The failure of the military to revise its own regulations to process selective conscientious objectors, and of the Congress to allow for selective objection on just-war grounds continues to put those who adhere to the just-war tradition in jeopardy.

Pg. 114
In a culture of violence, to be sure, the uses of the just-war tradition can easily degenerate into “a weapon to justify a political conclusion or a set of mechanical criteria that automatically yields a simple answer” quite inconsistent with the underlying intention of the tradition to prevent conflict and to discern the moral limits of justifiable force.

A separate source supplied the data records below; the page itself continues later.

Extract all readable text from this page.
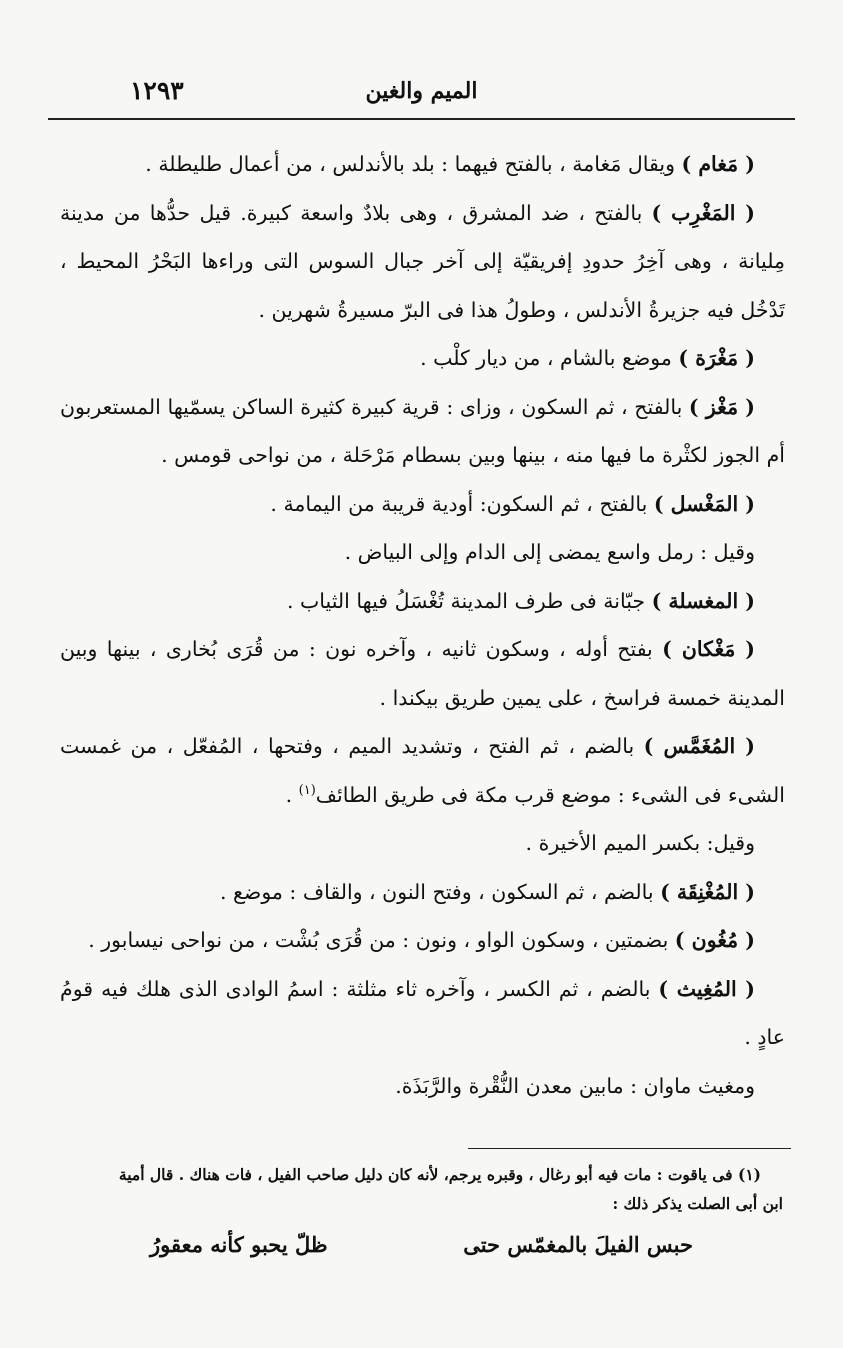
الميم والغين
١٢٩٣

( مَغام ) ويقال مَغامة ، بالفتح فيهما : بلد بالأندلس ، من أعمال طليطلة .

( المَغْرِب ) بالفتح ، ضد المشرق ، وهى بلادٌ واسعة كبيرة. قيل حدُّها من مدينة مِليانة ، وهى آخِرُ حدودِ إفريقيّة إلى آخر جبال السوس التى وراءها البَحْرُ المحيط ، تَدْخُل فيه جزيرةُ الأندلس ، وطولُ هذا فى البرّ مسيرةُ شهرين .

( مَغْرَة ) موضع بالشام ، من ديار كلْب .

( مَغْز ) بالفتح ، ثم السكون ، وزاى : قرية كبيرة كثيرة الساكن يسمّيها المستعربون أم الجوز لكثْرة ما فيها منه ، بينها وبين بسطام مَرْحَلة ، من نواحى قومس .

( المَغْسل ) بالفتح ، ثم السكون: أودية قريبة من اليمامة .

وقيل : رمل واسع يمضى إلى الدام وإلى البياض .

( المغسلة ) جبّانة فى طرف المدينة تُغْسَلُ فيها الثياب .

( مَغْكان ) بفتح أوله ، وسكون ثانيه ، وآخره نون : من قُرَى بُخارى ، بينها وبين المدينة خمسة فراسخ ، على يمين طريق بيكندا .

( المُغَمَّس ) بالضم ، ثم الفتح ، وتشديد الميم ، وفتحها ، المُفعّل ، من غمست الشىء فى الشىء : موضع قرب مكة فى طريق الطائف$^{(١)}$ .

وقيل: بكسر الميم الأخيرة .

( المُغْنِقَة ) بالضم ، ثم السكون ، وفتح النون ، والقاف : موضع .

( مُغُون ) بضمتين ، وسكون الواو ، ونون : من قُرَى بُشْت ، من نواحى نيسابور .

( المُغِيث ) بالضم ، ثم الكسر ، وآخره ثاء مثلثة : اسمُ الوادى الذى هلك فيه قومُ عادٍ .

ومغيث ماوان : مابين معدن النُّقْرة والرَّبَذَة.

(١) فى ياقوت : مات فيه أبو رغال ، وقبره يرجم، لأنه كان دليل صاحب الفيل ، فات هناك . قال أمية

ابن أبى الصلت يذكر ذلك :

حبس الفيلَ بالمغمّس حتى
ظلّ يحبو كأنه معقورُ
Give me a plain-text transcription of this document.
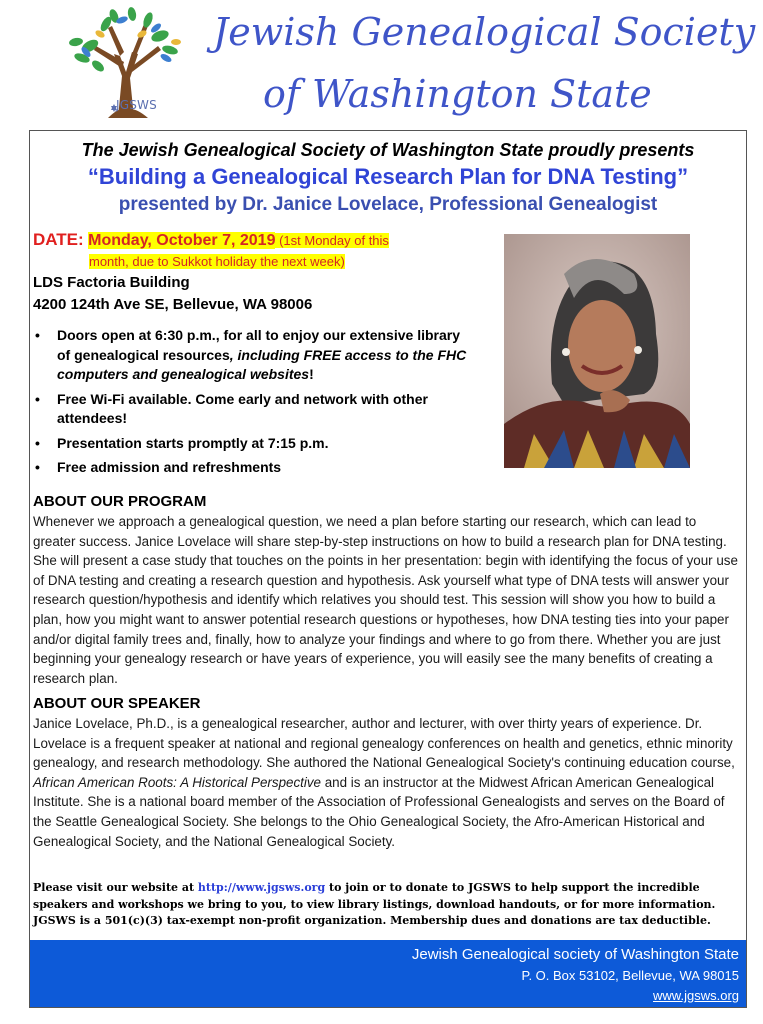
JGSWS
Jewish Genealogical Society
of Washington State
The Jewish Genealogical Society of Washington State proudly presents
“Building a Genealogical Research Plan for DNA Testing”
presented by Dr. Janice Lovelace, Professional Genealogist
DATE: Monday, October 7, 2019 (1st Monday of this
month, due to Sukkot holiday the next week)
LDS Factoria Building
4200 124th Ave SE, Bellevue, WA 98006
• Doors open at 6:30 p.m., for all to enjoy our extensive library of genealogical resources, including FREE access to the FHC computers and genealogical websites!
• Free Wi-Fi available. Come early and network with other attendees!
• Presentation starts promptly at 7:15 p.m.
• Free admission and refreshments
ABOUT OUR PROGRAM
Whenever we approach a genealogical question, we need a plan before starting our research, which can lead to greater success. Janice Lovelace will share step-by-step instructions on how to build a research plan for DNA testing. She will present a case study that touches on the points in her presentation: begin with identifying the focus of your use of DNA testing and creating a research question and hypothesis. Ask yourself what type of DNA tests will answer your research question/hypothesis and identify which relatives you should test. This session will show you how to build a plan, how you might want to answer potential research questions or hypotheses, how DNA testing ties into your paper and/or digital family trees and, finally, how to analyze your findings and where to go from there. Whether you are just beginning your genealogy research or have years of experience, you will easily see the many benefits of creating a research plan.
ABOUT OUR SPEAKER
Janice Lovelace, Ph.D., is a genealogical researcher, author and lecturer, with over thirty years of experience. Dr. Lovelace is a frequent speaker at national and regional genealogy conferences on health and genetics, ethnic minority genealogy, and research methodology. She authored the National Genealogical Society's continuing education course, African American Roots: A Historical Perspective and is an instructor at the Midwest African American Genealogical Institute. She is a national board member of the Association of Professional Genealogists and serves on the Board of the Seattle Genealogical Society. She belongs to the Ohio Genealogical Society, the Afro-American Historical and Genealogical Society, and the National Genealogical Society.
Please visit our website at http://www.jgsws.org to join or to donate to JGSWS to help support the incredible speakers and workshops we bring to you, to view library listings, download handouts, or for more information. JGSWS is a 501(c)(3) tax-exempt non-profit organization. Membership dues and donations are tax deductible.
Jewish Genealogical society of Washington State
P. O. Box 53102, Bellevue, WA 98015
www.jgsws.org
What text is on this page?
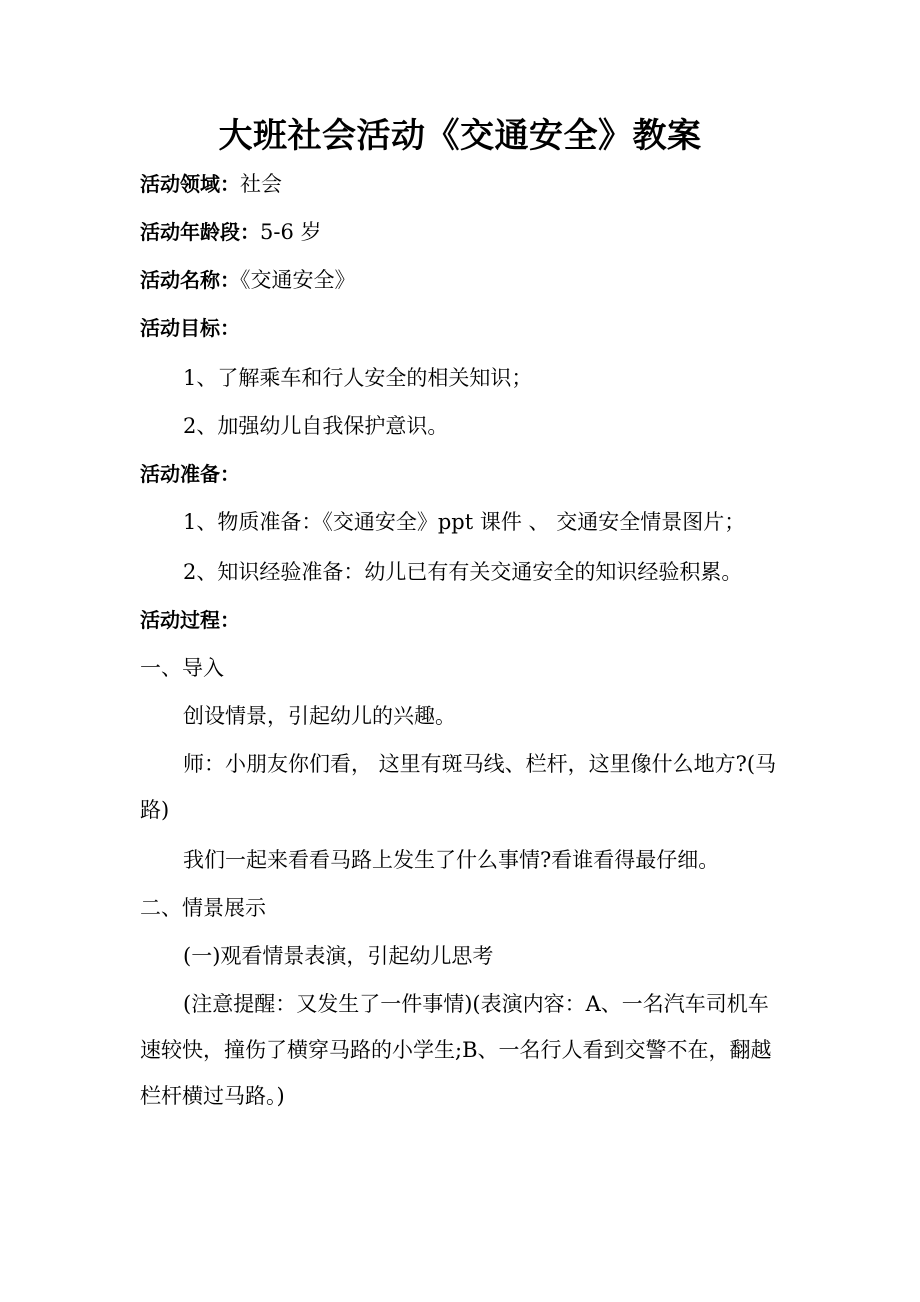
大班社会活动《交通安全》教案
活动领域：社会
活动年龄段：5-6 岁
活动名称：《交通安全》
活动目标：
1、了解乘车和行人安全的相关知识；
2、加强幼儿自我保护意识。
活动准备：
1、物质准备：《交通安全》ppt 课件 、 交通安全情景图片；
2、知识经验准备：幼儿已有有关交通安全的知识经验积累。
活动过程：
一、导入
创设情景，引起幼儿的兴趣。
师：小朋友你们看， 这里有斑马线、栏杆，这里像什么地方?(马路)
我们一起来看看马路上发生了什么事情?看谁看得最仔细。
二、情景展示
(一)观看情景表演，引起幼儿思考
(注意提醒：又发生了一件事情)(表演内容：A、一名汽车司机车速较快，撞伤了横穿马路的小学生;B、一名行人看到交警不在，翻越栏杆横过马路。)
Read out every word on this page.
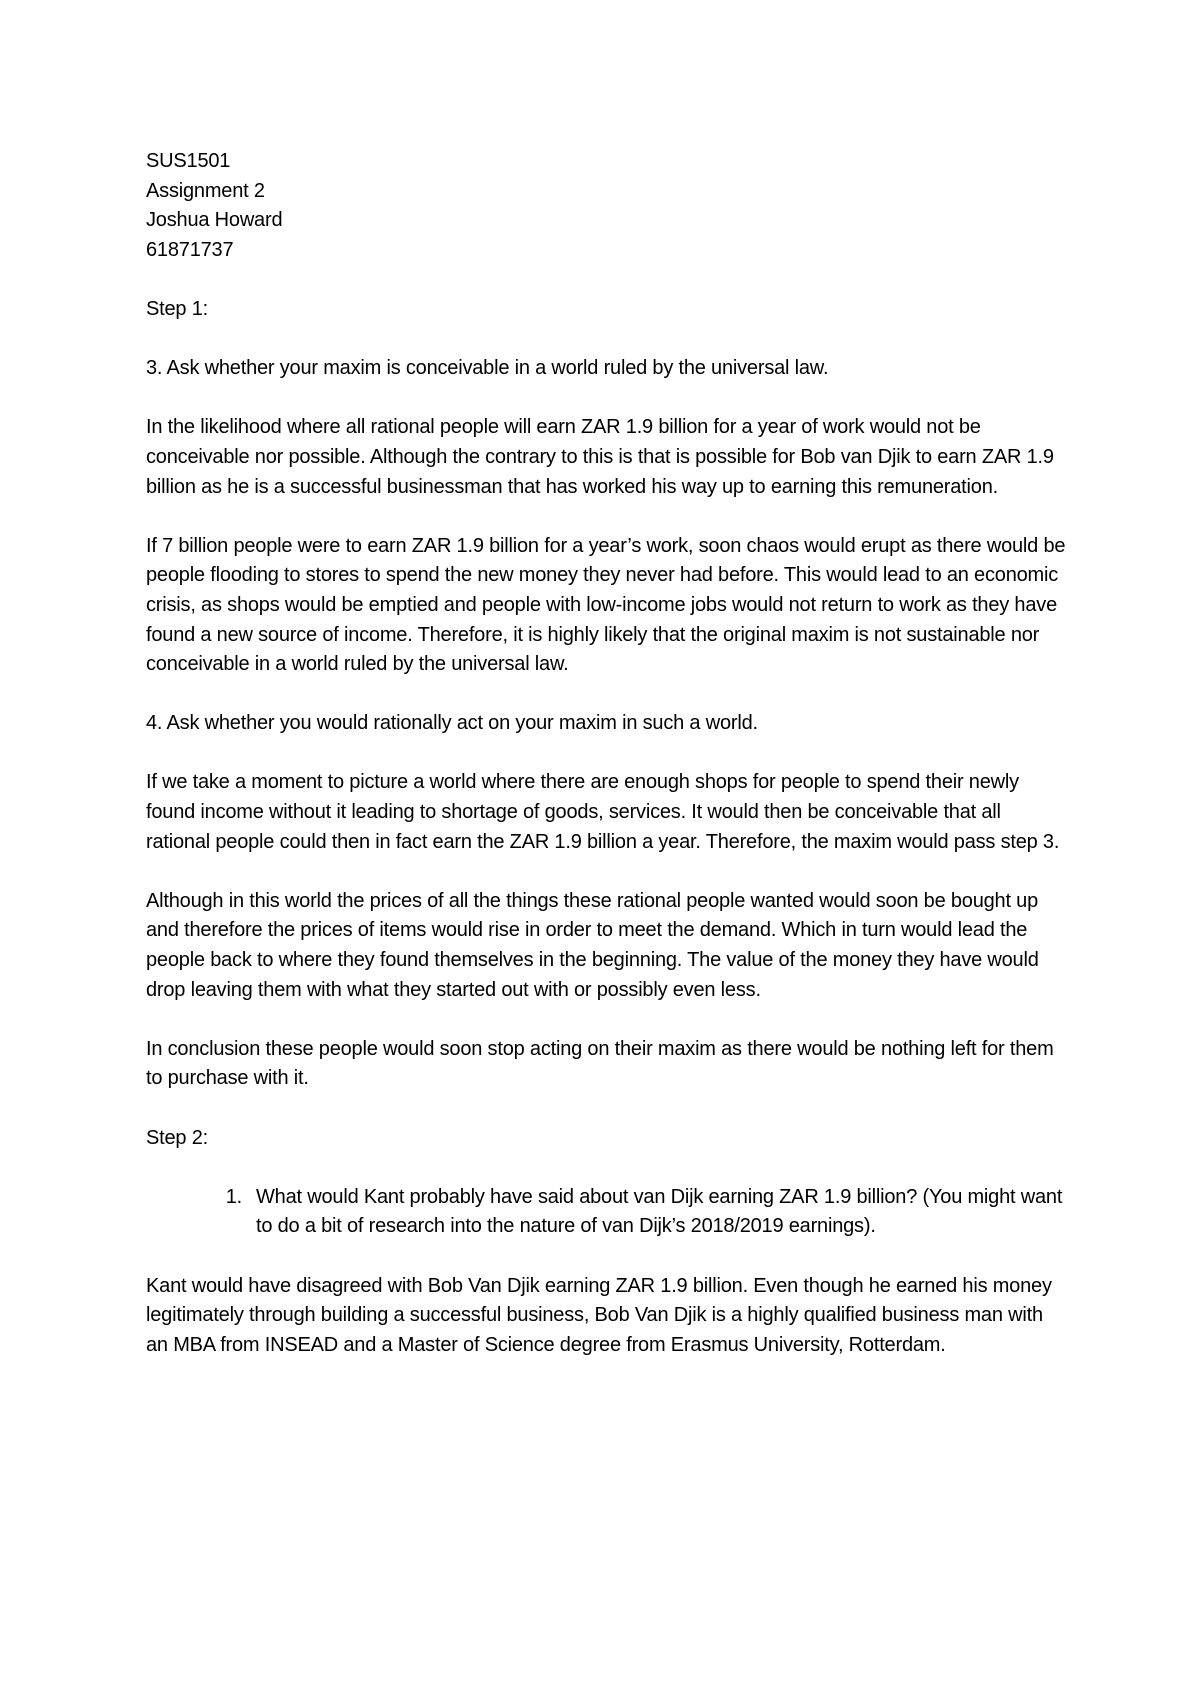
SUS1501
Assignment 2
Joshua Howard
61871737

Step 1:

3. Ask whether your maxim is conceivable in a world ruled by the universal law.

In the likelihood where all rational people will earn ZAR 1.9 billion for a year of work would not be conceivable nor possible. Although the contrary to this is that is possible for Bob van Djik to earn ZAR 1.9 billion as he is a successful businessman that has worked his way up to earning this remuneration.

If 7 billion people were to earn ZAR 1.9 billion for a year’s work, soon chaos would erupt as there would be people flooding to stores to spend the new money they never had before. This would lead to an economic crisis, as shops would be emptied and people with low-income jobs would not return to work as they have found a new source of income. Therefore, it is highly likely that the original maxim is not sustainable nor conceivable in a world ruled by the universal law.

4. Ask whether you would rationally act on your maxim in such a world.

If we take a moment to picture a world where there are enough shops for people to spend their newly found income without it leading to shortage of goods, services. It would then be conceivable that all rational people could then in fact earn the ZAR 1.9 billion a year. Therefore, the maxim would pass step 3.

Although in this world the prices of all the things these rational people wanted would soon be bought up and therefore the prices of items would rise in order to meet the demand. Which in turn would lead the people back to where they found themselves in the beginning. The value of the money they have would drop leaving them with what they started out with or possibly even less.

In conclusion these people would soon stop acting on their maxim as there would be nothing left for them to purchase with it.

Step 2:

1. What would Kant probably have said about van Dijk earning ZAR 1.9 billion? (You might want to do a bit of research into the nature of van Dijk’s 2018/2019 earnings).

Kant would have disagreed with Bob Van Djik earning ZAR 1.9 billion. Even though he earned his money legitimately through building a successful business, Bob Van Djik is a highly qualified business man with an MBA from INSEAD and a Master of Science degree from Erasmus University, Rotterdam.
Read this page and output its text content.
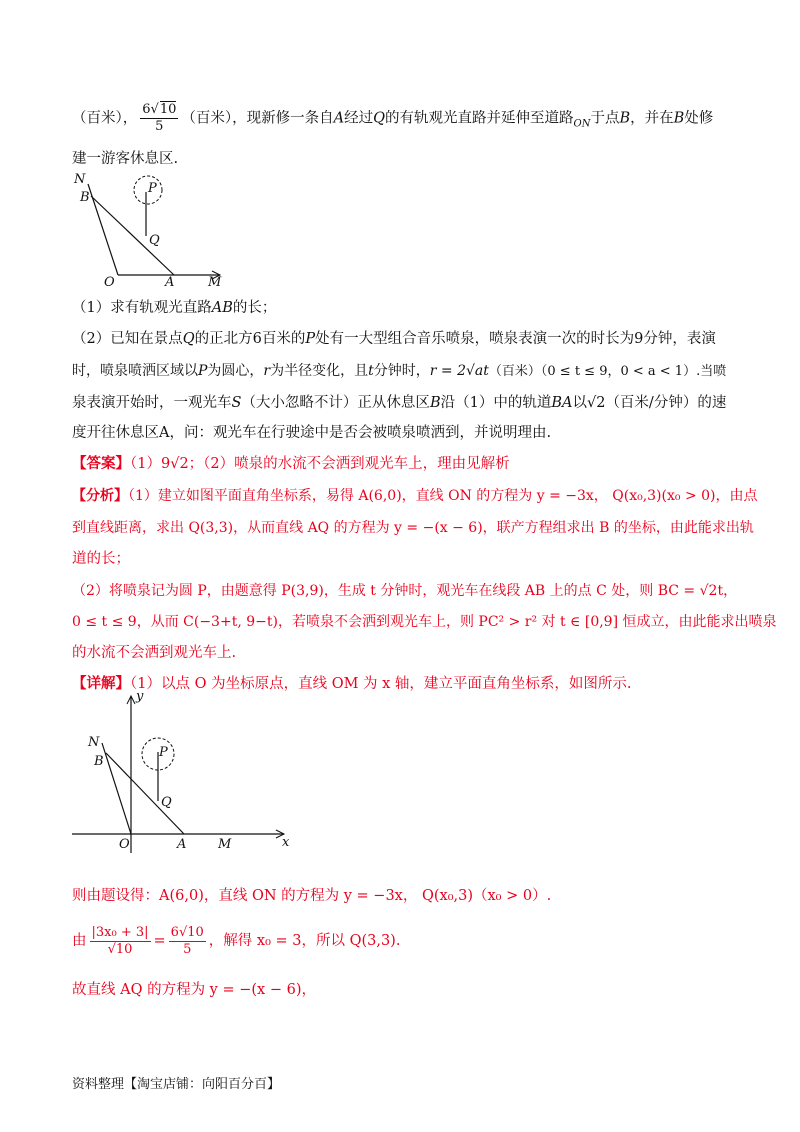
（百米）， $\frac{6√10}{5}$ （百米），现新修一条自A经过Q的有轨观光直路并延伸至道路$_{ON}$于点B，并在B处修
建一游客休息区.
N
B
P
Q
O	A	M
（1）求有轨观光直路AB的长；
（2）已知在景点Q的正北方6百米的P处有一大型组合音乐喷泉，喷泉表演一次的时长为9分钟，表演
时，喷泉喷洒区域以P为圆心，r为半径变化，且t分钟时，r = 2√at（百米）（0 ≤ t ≤ 9，0 < a < 1）.当喷
泉表演开始时，一观光车S（大小忽略不计）正从休息区B沿（1）中的轨道BA以√2（百米/分钟）的速
度开往休息区A，问：观光车在行驶途中是否会被喷泉喷洒到，并说明理由.
【答案】（1）9√2；（2）喷泉的水流不会洒到观光车上，理由见解析
【分析】（1）建立如图平面直角坐标系，易得 A(6,0)，直线 ON 的方程为 y = −3x， Q(x₀,3)(x₀ > 0)，由点
到直线距离，求出 Q(3,3)，从而直线 AQ 的方程为 y = −(x − 6)，联产方程组求出 B 的坐标，由此能求出轨
道的长；
（2）将喷泉记为圆 P，由题意得 P(3,9)，生成 t 分钟时，观光车在线段 AB 上的点 C 处，则 BC = √2t，
0 ≤ t ≤ 9，从而 C(−3+t, 9−t)，若喷泉不会洒到观光车上，则 PC² > r² 对 t ∈ [0,9] 恒成立，由此能求出喷泉
的水流不会洒到观光车上.
【详解】（1）以点 O 为坐标原点，直线 OM 为 x 轴，建立平面直角坐标系，如图所示.
y
N
B
P
Q
O	A M	x
则由题设得：A(6,0)，直线 ON 的方程为 y = −3x， Q(x₀,3)（x₀ > 0）.
由 $\frac{\text{|3x₀ + 3|}}{√10} = \frac{6√10}{5}$ ，解得 x₀ = 3，所以 Q(3,3).
故直线 AQ 的方程为 y = −(x − 6)，
资料整理【淘宝店铺：向阳百分百】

Catholic teaching affirms that “a citizen may not casually disregard his country’s conscientious decision to call its citizens to legitimate acts of defense.”
At the same time, the teaching maintains that “no state may demand blind obedience.”  Accordingly, as we have seen, the church in the United States has actively supported legal protection of those who conscientiously refuse to participate in any war (conscientious objectors) as well as for those who cannot, in good conscience, serve in specific conflicts they consider unjust or in branches of the service (e.g. strategic nuclear forces) which are required to carry out morally repugnant policies (indiscriminate killing).

Pg. 116
In sum, civilian leaders and officials, like military personnel, should be prepared to bear the onus of selective conscientious objection.  While the price one may pay today is not as heavy as it once was, the effectiveness of the just-war tradition as a system of moral constraints on the use of force depends very much on the willingness of conscientious men and women to pay a price for their moral convictions.